C'est ce sentiment qui inspire ce faux roman, et ce vrai recueil de nouvelles de Yôko Ogawa. Faux roman car l'unité de l'ouvrage n'est assurée, en quelques pages, que par un prétexte, une prise d'otages qui réunit 8 touristes japonais, lesquels, pour tromper l'ennui de la détention autant que l'incertitude de leur sort, se racontent chacun une histoire... Mais vrai recueil de nouvelles, donc, car le thème central demeure, celui de l'isolement, la vie d'êtres qui sont comme retirés du monde du fait de leur situation familiale, de leur caractère, de leurs capacités (ou de leur absence de capacité), de leurs langues, de leur travail - la prise d'otages servant là de métaphore.

On écoute donc, avec un soldat anonyme qui a réussi à faire passer un micro pour enregistrer les otages, des récits de vie du Japon contemporain : une petite fille solitaire dont le seul jeu consiste à espionner les ouvriers d'une fonderie, une vieille dame hargneuse qui gère un immeuble et s'enferme dans une obsession du rangement, un employé sans histoire qui s'invite dans des groupes de discussion pour vivre la vie des autres, un vendeur obstiné de peluches miteuses, une veuve qui s'applique à ne plus laisser de traces dans la vie, etc.

Autant de tranches de vies minuscules scrutées, disséquées pour en discerner l'essence : avec Yoko Ogawa, on plonge dans un Japon intimiste, loin de la surpopulation, de l'empire de la civilité et du contrôle de soi... Un Japon, au contraire, où l'on est souvent seul, abandonné sur une balançoire, au pied d'un escalier, au sein d'une assemblée comme dans l'intimité d'une chambre, un Japon où le moindre lien tissé entre deux êtres suppose de sortir d'un carcan de rituels, de conventions pour découvrir l'autre. Certaines nouvelles semblent des hommages : ainsi, la «Salle de propos informels B» évoque les groupes d'entraides du Fight club de Chuck Palahniuk, autant qu'une mise en abîme du livre, consacré lui aussi à un groupe de parole informel. En effet, c'est à cet exercice que les 8 otages se livrent, au cours de la dernière semaine de leur vie : 8 histoires pour se découvrir et s'aider, se soutenir.

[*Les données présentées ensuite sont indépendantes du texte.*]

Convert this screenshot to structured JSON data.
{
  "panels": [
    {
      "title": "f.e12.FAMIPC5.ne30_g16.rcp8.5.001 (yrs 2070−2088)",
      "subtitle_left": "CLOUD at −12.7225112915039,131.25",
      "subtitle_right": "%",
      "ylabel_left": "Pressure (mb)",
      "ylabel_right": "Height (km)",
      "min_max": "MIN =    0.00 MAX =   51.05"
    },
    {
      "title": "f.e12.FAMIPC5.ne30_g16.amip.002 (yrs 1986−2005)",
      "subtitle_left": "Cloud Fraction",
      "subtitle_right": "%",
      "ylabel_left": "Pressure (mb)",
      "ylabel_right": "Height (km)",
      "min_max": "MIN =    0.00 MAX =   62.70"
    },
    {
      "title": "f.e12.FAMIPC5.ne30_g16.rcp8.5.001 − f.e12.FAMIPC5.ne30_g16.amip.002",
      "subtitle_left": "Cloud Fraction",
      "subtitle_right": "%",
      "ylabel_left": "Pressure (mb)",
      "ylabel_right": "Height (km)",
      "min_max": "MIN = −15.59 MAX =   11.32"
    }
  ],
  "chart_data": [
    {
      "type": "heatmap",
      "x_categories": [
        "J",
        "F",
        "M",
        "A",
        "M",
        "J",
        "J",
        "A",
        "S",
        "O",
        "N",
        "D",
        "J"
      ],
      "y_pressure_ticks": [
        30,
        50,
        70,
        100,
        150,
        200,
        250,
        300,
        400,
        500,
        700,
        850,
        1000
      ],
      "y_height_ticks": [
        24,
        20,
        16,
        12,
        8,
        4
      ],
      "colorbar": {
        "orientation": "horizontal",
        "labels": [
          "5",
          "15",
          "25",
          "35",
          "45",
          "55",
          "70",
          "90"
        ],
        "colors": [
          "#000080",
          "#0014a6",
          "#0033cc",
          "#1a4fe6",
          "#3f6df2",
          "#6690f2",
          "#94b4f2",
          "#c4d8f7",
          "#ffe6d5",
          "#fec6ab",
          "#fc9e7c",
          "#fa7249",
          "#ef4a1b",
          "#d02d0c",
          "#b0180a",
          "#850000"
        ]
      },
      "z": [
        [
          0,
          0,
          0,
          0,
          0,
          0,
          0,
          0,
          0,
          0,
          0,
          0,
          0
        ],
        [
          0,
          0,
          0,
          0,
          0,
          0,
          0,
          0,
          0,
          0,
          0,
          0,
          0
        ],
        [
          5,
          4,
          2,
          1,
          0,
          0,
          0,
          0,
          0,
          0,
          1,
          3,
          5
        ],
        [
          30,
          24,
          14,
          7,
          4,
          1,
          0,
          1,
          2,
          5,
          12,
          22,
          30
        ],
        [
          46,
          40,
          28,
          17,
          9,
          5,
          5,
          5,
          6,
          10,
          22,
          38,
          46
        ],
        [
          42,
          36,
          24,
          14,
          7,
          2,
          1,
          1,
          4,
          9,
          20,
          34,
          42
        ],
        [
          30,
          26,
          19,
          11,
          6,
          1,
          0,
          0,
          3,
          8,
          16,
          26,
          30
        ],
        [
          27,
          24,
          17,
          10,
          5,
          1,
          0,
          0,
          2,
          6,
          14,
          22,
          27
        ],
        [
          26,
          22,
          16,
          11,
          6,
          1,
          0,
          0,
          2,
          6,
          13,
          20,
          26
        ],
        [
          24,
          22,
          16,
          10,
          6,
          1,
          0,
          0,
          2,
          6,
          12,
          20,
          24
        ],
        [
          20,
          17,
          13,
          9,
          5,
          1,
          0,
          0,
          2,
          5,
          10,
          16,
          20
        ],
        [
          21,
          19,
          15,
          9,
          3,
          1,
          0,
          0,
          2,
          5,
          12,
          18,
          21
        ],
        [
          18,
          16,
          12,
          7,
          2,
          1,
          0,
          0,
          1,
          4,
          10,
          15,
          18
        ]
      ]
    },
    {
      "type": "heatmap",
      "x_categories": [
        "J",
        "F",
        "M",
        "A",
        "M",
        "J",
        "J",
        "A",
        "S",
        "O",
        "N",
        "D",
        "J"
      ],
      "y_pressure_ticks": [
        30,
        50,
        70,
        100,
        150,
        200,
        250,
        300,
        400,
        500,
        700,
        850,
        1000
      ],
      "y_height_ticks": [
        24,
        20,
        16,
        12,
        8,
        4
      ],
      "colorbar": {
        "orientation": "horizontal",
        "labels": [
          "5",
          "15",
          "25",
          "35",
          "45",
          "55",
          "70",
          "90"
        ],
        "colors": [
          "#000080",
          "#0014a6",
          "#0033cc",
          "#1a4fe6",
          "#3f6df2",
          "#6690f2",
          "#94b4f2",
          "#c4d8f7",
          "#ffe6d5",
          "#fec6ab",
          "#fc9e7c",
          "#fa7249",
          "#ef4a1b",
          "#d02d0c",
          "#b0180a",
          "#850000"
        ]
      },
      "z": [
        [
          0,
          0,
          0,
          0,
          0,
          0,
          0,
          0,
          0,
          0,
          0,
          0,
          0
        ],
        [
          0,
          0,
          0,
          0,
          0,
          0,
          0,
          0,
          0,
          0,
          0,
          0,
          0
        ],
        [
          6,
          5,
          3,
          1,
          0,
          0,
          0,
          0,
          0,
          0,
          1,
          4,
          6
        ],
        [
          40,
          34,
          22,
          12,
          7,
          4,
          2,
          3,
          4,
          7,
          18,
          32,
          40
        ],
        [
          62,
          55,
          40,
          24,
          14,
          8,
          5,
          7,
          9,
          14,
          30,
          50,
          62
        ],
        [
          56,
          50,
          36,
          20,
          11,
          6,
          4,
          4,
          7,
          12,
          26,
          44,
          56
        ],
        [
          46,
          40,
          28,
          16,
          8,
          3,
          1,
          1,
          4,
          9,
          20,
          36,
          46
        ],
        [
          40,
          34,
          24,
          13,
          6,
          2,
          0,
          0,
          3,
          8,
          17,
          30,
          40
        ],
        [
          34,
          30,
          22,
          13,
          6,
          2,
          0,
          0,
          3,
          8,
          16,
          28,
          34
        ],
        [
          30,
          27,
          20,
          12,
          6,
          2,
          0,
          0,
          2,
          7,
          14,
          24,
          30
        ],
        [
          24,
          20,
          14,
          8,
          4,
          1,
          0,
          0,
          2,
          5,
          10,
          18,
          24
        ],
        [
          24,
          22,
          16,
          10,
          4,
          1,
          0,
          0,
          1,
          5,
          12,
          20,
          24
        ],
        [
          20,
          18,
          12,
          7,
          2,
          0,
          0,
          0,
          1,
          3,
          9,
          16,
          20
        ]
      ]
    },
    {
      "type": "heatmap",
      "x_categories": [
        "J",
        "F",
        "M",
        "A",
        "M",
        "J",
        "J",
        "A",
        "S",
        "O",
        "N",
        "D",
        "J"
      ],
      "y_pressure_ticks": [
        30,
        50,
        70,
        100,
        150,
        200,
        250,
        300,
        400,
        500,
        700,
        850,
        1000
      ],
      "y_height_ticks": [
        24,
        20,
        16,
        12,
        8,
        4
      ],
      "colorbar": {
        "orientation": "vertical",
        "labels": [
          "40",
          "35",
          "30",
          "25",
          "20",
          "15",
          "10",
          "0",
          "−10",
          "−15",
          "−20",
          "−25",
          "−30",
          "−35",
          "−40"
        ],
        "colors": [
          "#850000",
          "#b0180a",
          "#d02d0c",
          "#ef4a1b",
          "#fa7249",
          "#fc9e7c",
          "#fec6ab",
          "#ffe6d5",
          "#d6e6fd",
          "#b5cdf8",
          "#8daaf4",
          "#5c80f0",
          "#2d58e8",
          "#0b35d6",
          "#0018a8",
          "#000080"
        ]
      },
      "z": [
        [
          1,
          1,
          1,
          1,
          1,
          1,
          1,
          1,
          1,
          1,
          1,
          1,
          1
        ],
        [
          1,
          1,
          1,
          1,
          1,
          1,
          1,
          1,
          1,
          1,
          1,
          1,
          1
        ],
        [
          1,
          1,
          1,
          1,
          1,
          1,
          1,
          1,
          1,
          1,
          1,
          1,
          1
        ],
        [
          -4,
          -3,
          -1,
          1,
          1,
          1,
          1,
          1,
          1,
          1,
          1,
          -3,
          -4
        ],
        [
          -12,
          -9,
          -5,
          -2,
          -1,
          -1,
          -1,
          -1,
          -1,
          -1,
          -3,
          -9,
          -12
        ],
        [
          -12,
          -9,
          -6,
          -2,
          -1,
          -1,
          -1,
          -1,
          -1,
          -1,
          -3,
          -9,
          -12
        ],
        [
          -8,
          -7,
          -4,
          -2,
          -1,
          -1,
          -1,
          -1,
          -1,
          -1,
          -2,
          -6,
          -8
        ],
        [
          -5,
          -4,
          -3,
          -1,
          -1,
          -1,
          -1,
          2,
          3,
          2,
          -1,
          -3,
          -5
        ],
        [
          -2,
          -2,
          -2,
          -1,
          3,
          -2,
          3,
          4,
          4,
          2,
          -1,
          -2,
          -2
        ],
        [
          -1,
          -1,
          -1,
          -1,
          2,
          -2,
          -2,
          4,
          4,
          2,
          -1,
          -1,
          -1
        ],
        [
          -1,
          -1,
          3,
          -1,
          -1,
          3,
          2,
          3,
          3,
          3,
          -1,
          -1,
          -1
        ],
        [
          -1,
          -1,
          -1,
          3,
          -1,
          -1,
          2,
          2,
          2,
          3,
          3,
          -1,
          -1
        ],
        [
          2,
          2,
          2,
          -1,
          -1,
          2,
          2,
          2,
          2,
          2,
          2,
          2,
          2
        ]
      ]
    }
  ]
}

L'écriture est légère, ramassée, allant à l'essentiel, dans la tradition d'une certaine littérature japonaise, cultivant l'inactuel : une image, une impression, une vague description. Ce sont des histoires dans lesquelles le lecteur semble flotter, aérien, passant d'un individu à l'autre sans jamais vraiment s'attacher ou même s'identifier, tant les héros présentent peu d'aspérité. L'essentiel est ce petit mystère que recèle chaque personnage, et que l'auteure entrouvre. L'exercice est séduisant en ce qu'il prône une distance constante entre le lecteur curieux mais pas empathique, et les divers narrateurs, dont on sait d'emblée qu'ils sont condamnés. Leurs vies minuscules n'en sont que plus haletantes.

Une belle lecture.


Gilles Ferragu
( Mis en ligne le 04/06/2021 )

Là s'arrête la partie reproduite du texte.